“Gimana tadi di kampus? Ada tugas yang susah gak?” Tanya Marcel. Lelaki yang duduk di kursi kemudi itu menatap sekilas pada Ciama yang sekarang tengah sibuk memakan yupi yang baru saja ia keluarkan dari dalam dashboard mobilnya. Mendengar suara merdu dari sosok yang sangat ia idam-idamkan, Ciama langsung menolehkan kepala dan tersenyum kecil. Setidaknya di dalam mobil suasana tidak secanggung ketika ia baru keluar dari kampus dan berjalan bersama dengan lelaki ini.

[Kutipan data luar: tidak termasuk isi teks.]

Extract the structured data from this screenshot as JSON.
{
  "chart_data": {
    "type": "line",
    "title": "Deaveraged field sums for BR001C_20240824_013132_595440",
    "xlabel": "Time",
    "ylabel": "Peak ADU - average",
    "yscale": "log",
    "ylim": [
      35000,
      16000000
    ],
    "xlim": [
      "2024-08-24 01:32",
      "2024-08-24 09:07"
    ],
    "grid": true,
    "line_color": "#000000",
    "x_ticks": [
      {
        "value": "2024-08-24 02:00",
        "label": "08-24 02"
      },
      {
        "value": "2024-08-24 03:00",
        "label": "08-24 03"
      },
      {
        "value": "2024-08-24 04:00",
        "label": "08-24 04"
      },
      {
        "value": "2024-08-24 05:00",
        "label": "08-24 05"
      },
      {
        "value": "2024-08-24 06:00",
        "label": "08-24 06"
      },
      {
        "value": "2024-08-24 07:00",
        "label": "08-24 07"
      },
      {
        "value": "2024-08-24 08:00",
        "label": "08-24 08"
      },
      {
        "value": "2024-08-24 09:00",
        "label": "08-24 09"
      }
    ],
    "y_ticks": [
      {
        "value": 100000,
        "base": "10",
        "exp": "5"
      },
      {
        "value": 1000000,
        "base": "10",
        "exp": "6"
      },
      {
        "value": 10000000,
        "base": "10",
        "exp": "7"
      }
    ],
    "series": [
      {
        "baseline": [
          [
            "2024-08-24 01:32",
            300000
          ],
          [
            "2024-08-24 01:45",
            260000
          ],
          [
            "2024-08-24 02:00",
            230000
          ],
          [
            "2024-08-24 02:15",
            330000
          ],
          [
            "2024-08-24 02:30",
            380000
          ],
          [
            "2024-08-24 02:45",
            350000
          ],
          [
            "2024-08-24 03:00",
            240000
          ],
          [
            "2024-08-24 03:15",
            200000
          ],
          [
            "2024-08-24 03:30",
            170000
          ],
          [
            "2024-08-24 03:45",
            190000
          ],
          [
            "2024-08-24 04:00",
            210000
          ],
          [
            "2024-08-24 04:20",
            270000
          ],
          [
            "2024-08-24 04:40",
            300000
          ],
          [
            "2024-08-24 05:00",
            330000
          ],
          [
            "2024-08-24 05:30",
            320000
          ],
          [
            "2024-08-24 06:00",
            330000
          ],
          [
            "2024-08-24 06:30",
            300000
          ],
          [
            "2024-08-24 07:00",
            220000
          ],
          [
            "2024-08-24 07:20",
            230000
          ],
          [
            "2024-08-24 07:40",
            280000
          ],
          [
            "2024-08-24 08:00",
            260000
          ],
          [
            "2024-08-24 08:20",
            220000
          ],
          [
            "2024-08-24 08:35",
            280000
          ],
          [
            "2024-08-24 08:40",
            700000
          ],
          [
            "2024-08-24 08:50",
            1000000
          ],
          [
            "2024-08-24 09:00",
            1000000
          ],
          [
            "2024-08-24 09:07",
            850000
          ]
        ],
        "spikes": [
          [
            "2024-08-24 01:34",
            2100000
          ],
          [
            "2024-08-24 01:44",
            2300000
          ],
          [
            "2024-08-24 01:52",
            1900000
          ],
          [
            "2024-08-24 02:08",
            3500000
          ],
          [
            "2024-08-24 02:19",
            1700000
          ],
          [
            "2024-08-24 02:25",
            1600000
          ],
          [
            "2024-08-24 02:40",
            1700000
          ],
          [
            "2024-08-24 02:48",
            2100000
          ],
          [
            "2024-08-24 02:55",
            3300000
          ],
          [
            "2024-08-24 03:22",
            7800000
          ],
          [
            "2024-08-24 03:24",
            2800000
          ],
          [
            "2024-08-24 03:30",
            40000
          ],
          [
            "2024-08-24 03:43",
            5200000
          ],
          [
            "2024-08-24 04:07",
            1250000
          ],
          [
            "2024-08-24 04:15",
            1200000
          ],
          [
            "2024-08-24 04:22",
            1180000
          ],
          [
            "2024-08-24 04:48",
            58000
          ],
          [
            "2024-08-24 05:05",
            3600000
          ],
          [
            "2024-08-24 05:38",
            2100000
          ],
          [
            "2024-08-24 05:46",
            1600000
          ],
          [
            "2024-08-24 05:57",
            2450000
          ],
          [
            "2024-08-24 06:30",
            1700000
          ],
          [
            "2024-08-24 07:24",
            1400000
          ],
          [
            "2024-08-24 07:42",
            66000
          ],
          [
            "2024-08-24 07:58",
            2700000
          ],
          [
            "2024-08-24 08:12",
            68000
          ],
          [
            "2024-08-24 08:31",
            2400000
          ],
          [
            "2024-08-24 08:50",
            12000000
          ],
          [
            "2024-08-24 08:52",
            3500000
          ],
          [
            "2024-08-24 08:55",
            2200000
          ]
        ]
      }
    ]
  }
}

“Gak ada. Seru!” jawab Ciama penuh antusias. Seperti tengah menceritkan kesehariannya pada seorang ayah. Yang mana berhasil membuat Marcel kembali menolehkan kepala untuk melihat gadis itu.
“Oh ya?”
“Iya. Tadi juga dosennya gak sekeki biasanya. Ditambah tadi Rifky teraktir permen yupi banyak banget.” Marcel tertawa mendengarnya. Sangat berbanding terbalik dengan yang Ciama ekspetasikan. Memangnya apa yang harusnya Marcel keluarkan? Kata-kata marah dan berpura-pura melarangnya dekat dengan Rifky begitu? Ternyata ekspetasi tidak selalu berjabat tangan dengan realita.
“Jadi yupi yang sekarang kamu makan, yupi ke berapa?” Tanya Marcel dengan senyum yang masih terpatri jelas di wajah lelaki itu. membuat Ciama diam-diam menghela napas panjang. Entah apa yang sekarang ia pikirkan? Bukankah sudah jelas kalau ia tidak bisa berjalan jauh dengan lelaki ini? Marcel bahkan tidak pernah menganggap semuanya adalah hal yang harusnya dilakukan oleh sepasang kekasih. Jangankan hal seperti itu, Marcel bahkan tidak memandang Ciama seperti seorang wanita, kan?
“Ciama?”
“Ah, ya?”
“Kamu gak papa? Atau ada yang salah sama apa yang aku omongin tadi?”
“Eh, nggak ada!” Aku yang terlalu berlebihan memikirkan sesuatu yang belum tentu dia memikirkan hal itu juga.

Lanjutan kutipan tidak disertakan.